MinSpareServers, MaxSpareServers and StartServers: The MinSpareServers and MaxSpareServers determine how many child processes to keep active while Apache is waiting for requests. Set the MinSpareServers very low and a bunch of requests will come in; Apache has to spawn additional child processes to serve these requests. Creating child processes takes time and if Apache is busy creating these processes, the client requests wont be served immediately. If the MaxSpareServers is set too high then unnecessary resources are consumed while Apache listens for requests. Set MinSpareServers to 5 and MaxSpareServers to 20.
StartServers specifies the number of child server processes that are created on start-up. On start-up, Apache will continue to create child processes till the MinSpareServers limit is reached. This doesn’t have an effect on performance when the Apache server is running. However, if you restart Apache frequently (seldom would anyone do so) and there are a lot of requests to be serviced, then set this to a relatively high value.
MaxRequestsPerChild: The MaxRequestsPerChild directive sets the limit on the number of requests that an individual child server process will handle before it dies. By default, it is set to 0. Set this to a finite valueusually a few thousands. Our servers have it set to 4000. It helps prevent memory leakage.
KeepAlive: KeepAlive allows multiple requests to be sent over the same TCP connection. Turn this on if you have a site with a lot of imagesotherwise for each image a separate TCP connection is established and establishing a new connection has its overheads, adding to the delay.

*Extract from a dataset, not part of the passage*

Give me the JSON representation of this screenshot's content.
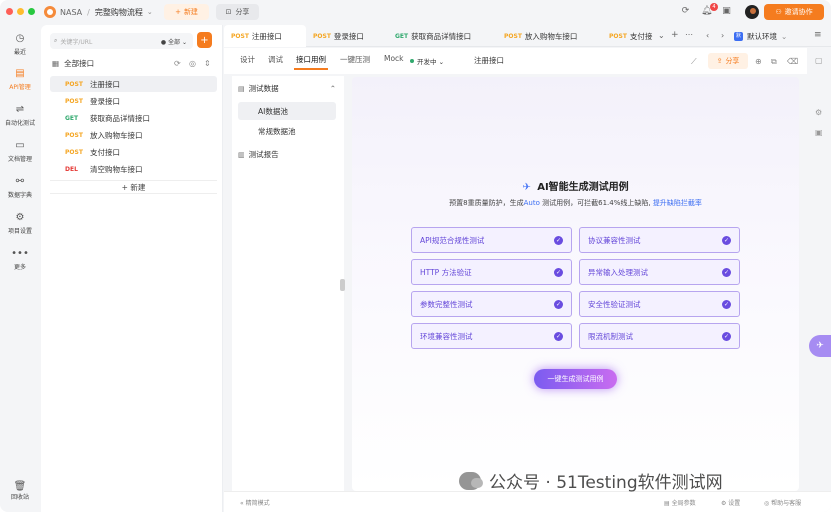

KeepAliveTimeOut: This specifies how long Apache has to wait for the next request before timing out the connection. Set this to 2 – 5 seconds. Setting this to a high value could tie up connections that wait for requests when they can be used to serve new clients.
Disable Logging in access.log. If you would like to go to the extremes, you can disable Apache from logging each request it receives by commenting the CustomLog directive in httpd.conf.
A similar directive is likely to be in your vhost configuration so ensure that you comment it out. I wouldn’t recommend it though, because access logs are used to provide an insight into visitor behaviour. Instead, install log rotate.
On Ubuntu, use:
sudo apt-get install logrotate
On Centos, however, log rotate is run daily via the file /etc/cron.daily/logrotate. The configuration files for it are available in /etc/logrotate.conf and /etc/logrotate.d
Increase the Apache buffer size. For very high latency networks, especially transcontinental connections, you can set the TCP buffer size in Apache with the directive SendBufferSize bytes.